I had a brief experience of it in the late 1980s. When I interviewed Winnie for Vanity Fair at the ANC headquarters in Johannesburg, after spending several months investigating the events surrounding her notorious Mandela United Football Club, I have to admit I was seduced by her charm. Then in her fifties, she was warm, witty, empathetic and radiantly beautiful. It was difficult to reconcile the person sitting in front of me with the picture people in Soweto had been painting of a violent devil-woman drenched in blood.

We talked at length about what everyone called “the struggle” — the years of suffering she had endured at the hands of the white Nationalist government. Then I said I had to ask her about the allegations surrounding the recent murder of fourteen-year-old Stompie Moeketsi Seipei. She immediately leapt to her feet, kissed me fully on the lips, smiled disarmingly and swept out of the room, declaring, almost as an afterthought: “I deny all the allegations with the contempt they deserve.” At the time it seemed a surreal encounter. With hindsight it was just another day in the life.

What unfolds in Steinberg’s book is a complex Shakespearian tale of two charismatic figures who were thrown together in the dark days of apartheid.
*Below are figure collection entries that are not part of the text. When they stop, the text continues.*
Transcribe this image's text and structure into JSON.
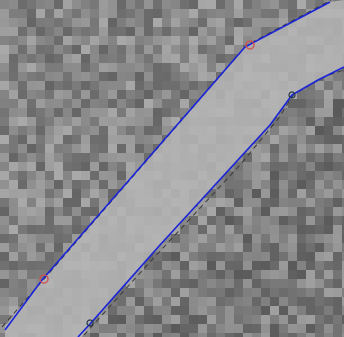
{
  "view": {
    "background": "#ffffff",
    "canvas_bg": "#8f8f8f",
    "corridor_fill": "#b5b5b5",
    "edge_color": "#1a24d8",
    "ghost_color": "#3a3a3a",
    "handle_red": "#d05050",
    "handle_dark": "#223344"
  }
}
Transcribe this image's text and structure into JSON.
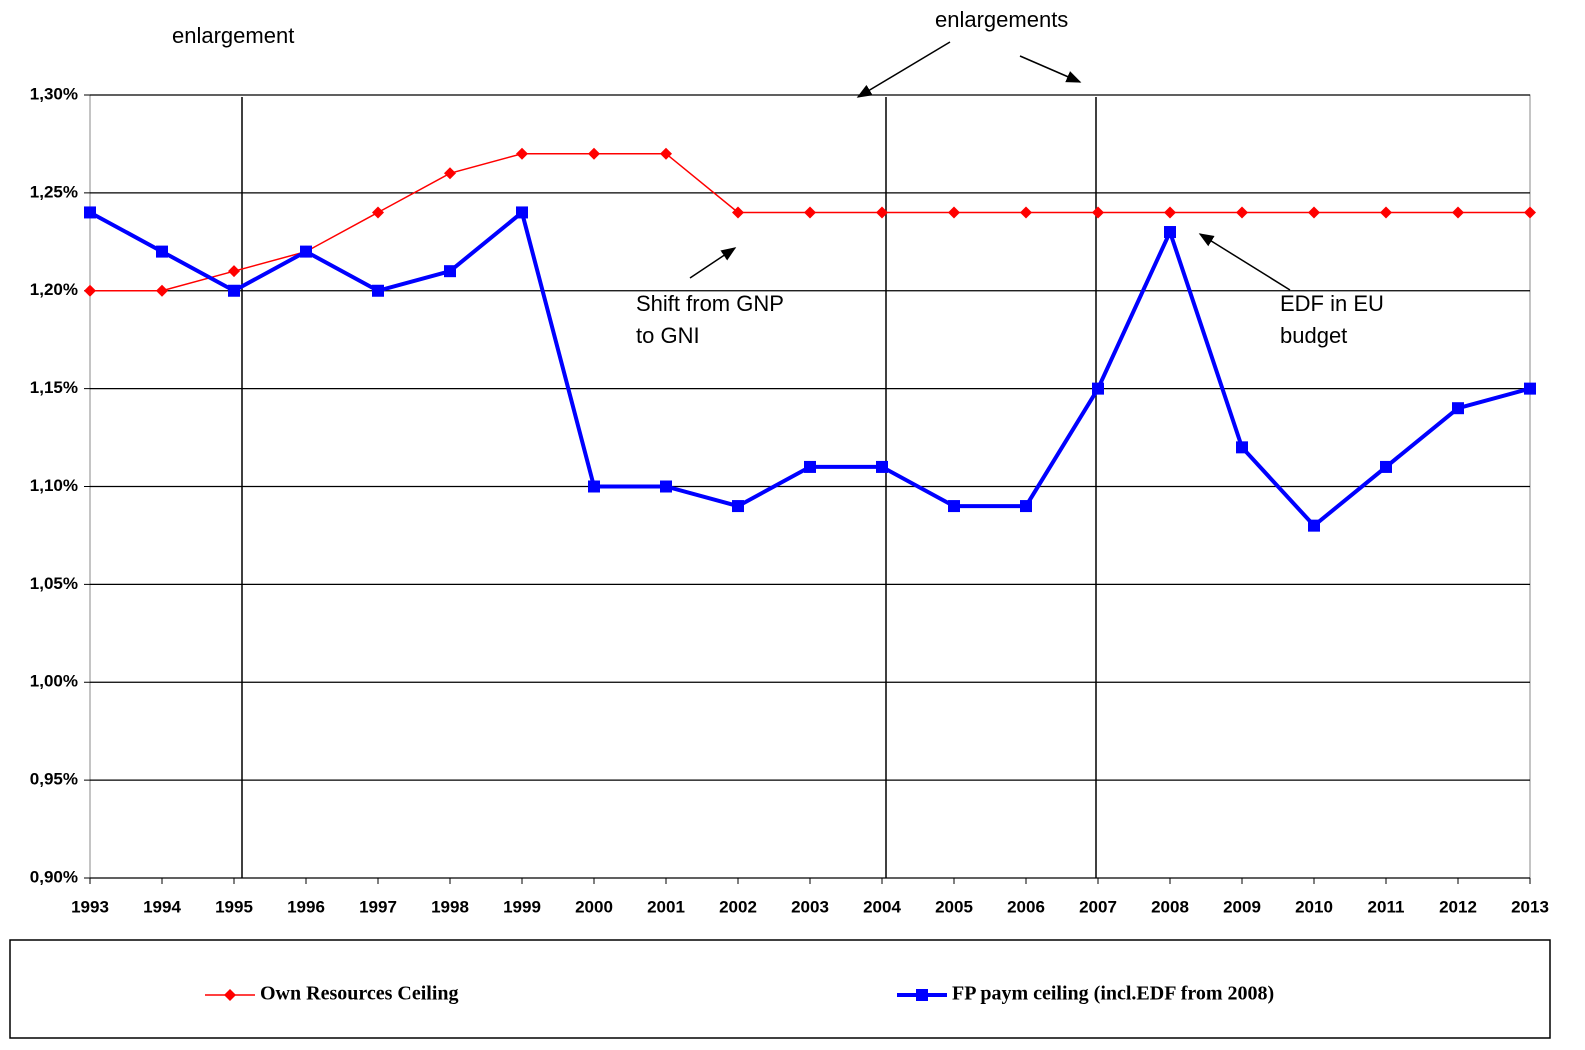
{
  "chart_data": {
    "type": "line",
    "categories": [
      "1993",
      "1994",
      "1995",
      "1996",
      "1997",
      "1998",
      "1999",
      "2000",
      "2001",
      "2002",
      "2003",
      "2004",
      "2005",
      "2006",
      "2007",
      "2008",
      "2009",
      "2010",
      "2011",
      "2012",
      "2013"
    ],
    "series": [
      {
        "name": "Own Resources Ceiling",
        "color": "#ff0000",
        "marker": "diamond",
        "values": [
          1.2,
          1.2,
          1.21,
          1.22,
          1.24,
          1.26,
          1.27,
          1.27,
          1.27,
          1.24,
          1.24,
          1.24,
          1.24,
          1.24,
          1.24,
          1.24,
          1.24,
          1.24,
          1.24,
          1.24,
          1.24
        ]
      },
      {
        "name": "FP paym ceiling (incl.EDF from 2008)",
        "color": "#0000ff",
        "marker": "square",
        "values": [
          1.24,
          1.22,
          1.2,
          1.22,
          1.2,
          1.21,
          1.24,
          1.1,
          1.1,
          1.09,
          1.11,
          1.11,
          1.09,
          1.09,
          1.15,
          1.23,
          1.12,
          1.08,
          1.11,
          1.14,
          1.15
        ]
      }
    ],
    "ylim": [
      0.9,
      1.3
    ],
    "yticks": [
      {
        "value": 0.9,
        "label": "0,90%"
      },
      {
        "value": 0.95,
        "label": "0,95%"
      },
      {
        "value": 1.0,
        "label": "1,00%"
      },
      {
        "value": 1.05,
        "label": "1,05%"
      },
      {
        "value": 1.1,
        "label": "1,10%"
      },
      {
        "value": 1.15,
        "label": "1,15%"
      },
      {
        "value": 1.2,
        "label": "1,20%"
      },
      {
        "value": 1.25,
        "label": "1,25%"
      },
      {
        "value": 1.3,
        "label": "1,30%"
      }
    ],
    "grid": true,
    "annotations": [
      "enlargement",
      "enlargements",
      "Shift from GNP to GNI",
      "EDF in EU budget"
    ]
  }
}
The marriage between the world’s most famous political prisoner and the liberation movement’s first lady lasted thirty-four years, most of it conducted in parallel worlds. Within twenty months of their wedding in 1958, the couple had had two daughters, Nelson had been arrested for treason and gone underground, then been rearrested, tried and imprisoned for twenty-seven years. By the time he re-emerged in February 1990 the world — and Winnie — had changed.

Over those decades Winnie metamorphosed from “shy country girl,” as she described herself to me, to a political firebrand and international celebrity, to street criminal and enemy of her own people, to populist politician without portfolio. In fact, throughout all of this, those who knew her well thought she remained pretty much the same person. As the South African political commentator Allister Sparks said: “The essential qualities — her imperiousness, her willfulness, the combative and survivalist spirit — that helped her get through the hard years also brought about her downfall.”

As with all great tragic narratives, it is in Steinberg’s final chapters that we come fully to understand the scale of this story. Having been divorced and estranged from Winnie for fifteen years, and remarried to the saintly Graça Machel, Nelson, who was now suffering from dementia, called for Winnie on his deathbed. It was she who was at his side, comforting him in his last days.

Five years later Winnie died, and her funeral, at Orlando Stadium, just a mile from the couple’s former marital home, became an ideological battleground, where Winnie was generally revered as an unbending revolutionary force and Nelson dismissed as “an old gentleman from the past.”

Suddenly, the man who had been largely credited with the peaceful transition from the old to the new South Africa was regarded as a collaborator, an Uncle Tom. Steinberg writes:  

Most profoundly, when young people looked for a usable past, they increasingly turned their gaze from Nelson, searching for figures who had been suppressed, figures like Steve Biko, Robert Sobukwe and, indeed, Winnie Madikizela-Mandela.